The Riojas of CVNE: Gloria Zapatero, Export Manager
April 15 @ 7:00 pm - 8:00 pm
Included in your registration:
- Sample bottles (50ml ea, 1 sample bottle of the producer’s different wines to be showcased)
- Online Masterclass with the winery spokesperson
- Hosted by a Cork & Fork Logan Team Member
- 20% discount on all featured wines (minimum purchase of 3 bottles)
- Access to the online class, password protected (emailed after registration)
- Sample pack available for pick up after online event registration
- Sample pack available for shipping within the USA for $30 via FedEx
About the Winery:
The Companiá Vinícola del Norte de España (a mouthful that is generally shortened to CVNE) is confusingly, yet universally, known as “Cune”, pronounced COO-nay. Until 1882, the winery’s full name was even more utilitarian: Corcuera, Real de Asúa y Compañia SCM (Sociedad Colectiva Mercantil). As acronyms go, CVNE is probably better than CRAC.
CVNE was founded by two brothers, Eusebio and Raimundo Real de Asúa, in 1879. The former’s poor health – more specifically, asthma – was indirectly responsible for the creation of the bodega. His doctor suggested he leave Bilbao, on Spain’s Atlantic coast, for a drier climate. Rioja, sheltered by the Sierra de Cantabria, seemed a good bet, so Eusebio bought an apartment in Haro. 1877 was a good year to arrive. The phylloxera louse was devastating France’s vineyards and, partly thanks to the importation of ideas from the other side of the Pyrenees, Rioja was entering a new era. Eusebio had been educated in Bordeaux, so was at ease in this Franco-Spanish milieu. Inspired by what was happening around him, he decided to create a négociant business buying and blending young wines, working alongside his brother and Isidro Corcuera, a vineyard expert from nearby Logroño. CVNE, or rather CRAC, was the result.
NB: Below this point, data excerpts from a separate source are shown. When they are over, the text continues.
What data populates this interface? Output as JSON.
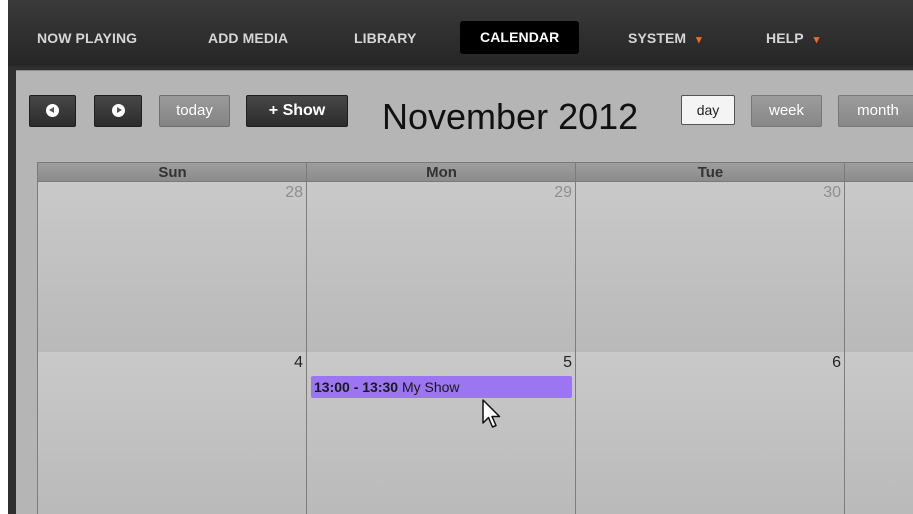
{
  "nav": {
    "items": [
      {
        "label": "NOW PLAYING"
      },
      {
        "label": "ADD MEDIA"
      },
      {
        "label": "LIBRARY"
      },
      {
        "label": "CALENDAR",
        "active": true
      },
      {
        "label": "SYSTEM",
        "dropdown": true
      },
      {
        "label": "HELP",
        "dropdown": true
      }
    ],
    "caret": "▾",
    "accent": "#f16a20"
  },
  "toolbar": {
    "today_label": "today",
    "add_show_label": "Show",
    "add_show_plus": "+",
    "title": "November 2012",
    "views": [
      "day",
      "week",
      "month"
    ],
    "active_view": "day"
  },
  "calendar": {
    "weekdays": [
      "Sun",
      "Mon",
      "Tue"
    ],
    "rows": [
      [
        {
          "day": "28",
          "other_month": true
        },
        {
          "day": "29",
          "other_month": true
        },
        {
          "day": "30",
          "other_month": true
        }
      ],
      [
        {
          "day": "4"
        },
        {
          "day": "5"
        },
        {
          "day": "6"
        }
      ]
    ]
  },
  "event": {
    "time": "13:00 - 13:30",
    "title": "My Show",
    "color": "#9b75f2"
  },
  "icons": {
    "prev": "chevron-left-circle-icon",
    "next": "chevron-right-circle-icon",
    "cursor": "mouse-pointer-icon"
  }
}
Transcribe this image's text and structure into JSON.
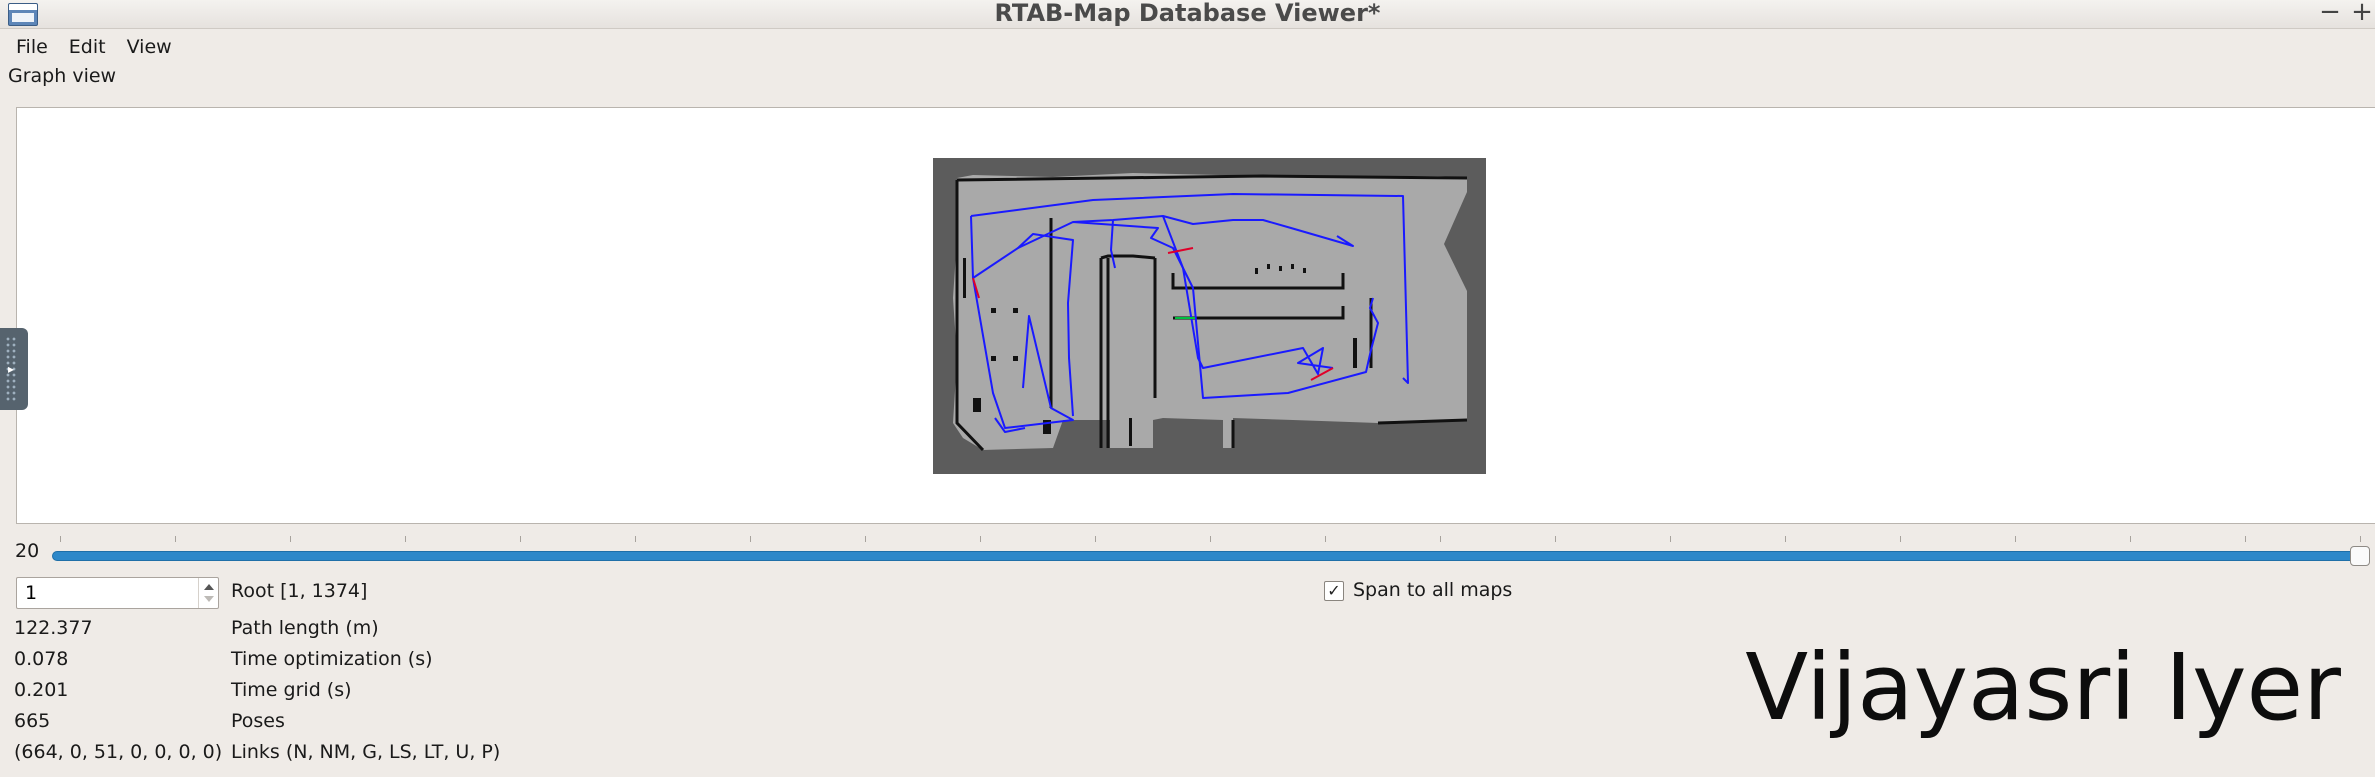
{
  "window": {
    "title": "RTAB-Map Database Viewer*",
    "minimize_symbol": "−",
    "maximize_symbol": "+"
  },
  "menu": [
    {
      "label": "File"
    },
    {
      "label": "Edit"
    },
    {
      "label": "View"
    }
  ],
  "graph_view": {
    "title": "Graph view"
  },
  "slider": {
    "value_label": "20"
  },
  "root": {
    "input_value": "1",
    "label": "Root [1, 1374]"
  },
  "span": {
    "checked_symbol": "✓",
    "label": "Span to all maps",
    "checked": true
  },
  "stats": [
    {
      "value": "122.377",
      "label": "Path length (m)"
    },
    {
      "value": "0.078",
      "label": "Time optimization (s)"
    },
    {
      "value": "0.201",
      "label": "Time grid (s)"
    },
    {
      "value": "665",
      "label": "Poses"
    },
    {
      "value": "(664, 0, 51, 0, 0, 0, 0)",
      "label": "Links (N, NM, G, LS, LT, U, P)"
    }
  ],
  "watermark": "Vijayasri Iyer",
  "colors": {
    "path_blue": "#1a1aff",
    "link_red": "#e0002a",
    "link_green": "#00c040",
    "map_unknown": "#5c5c5c",
    "map_free": "#a9a9a9",
    "slider_accent": "#2e88c9"
  }
}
The current owners of the business are direct descendants of Eusebio Real de Asúa: Victor Urrutia and his sister Maria are the fifth generation of the family to run CVNE. But because the inheritance went down the female line, the name of the founders only survives in the winery’s flagship red. Real de Asúa was first produced in 1994 and is always a varietal Tempranillo. “I don’t care if it’s a modern style or more traditional red,” says managing director Victor Urrutia. “It just has to be of extremely high quality.” Production is only 5000 bottles.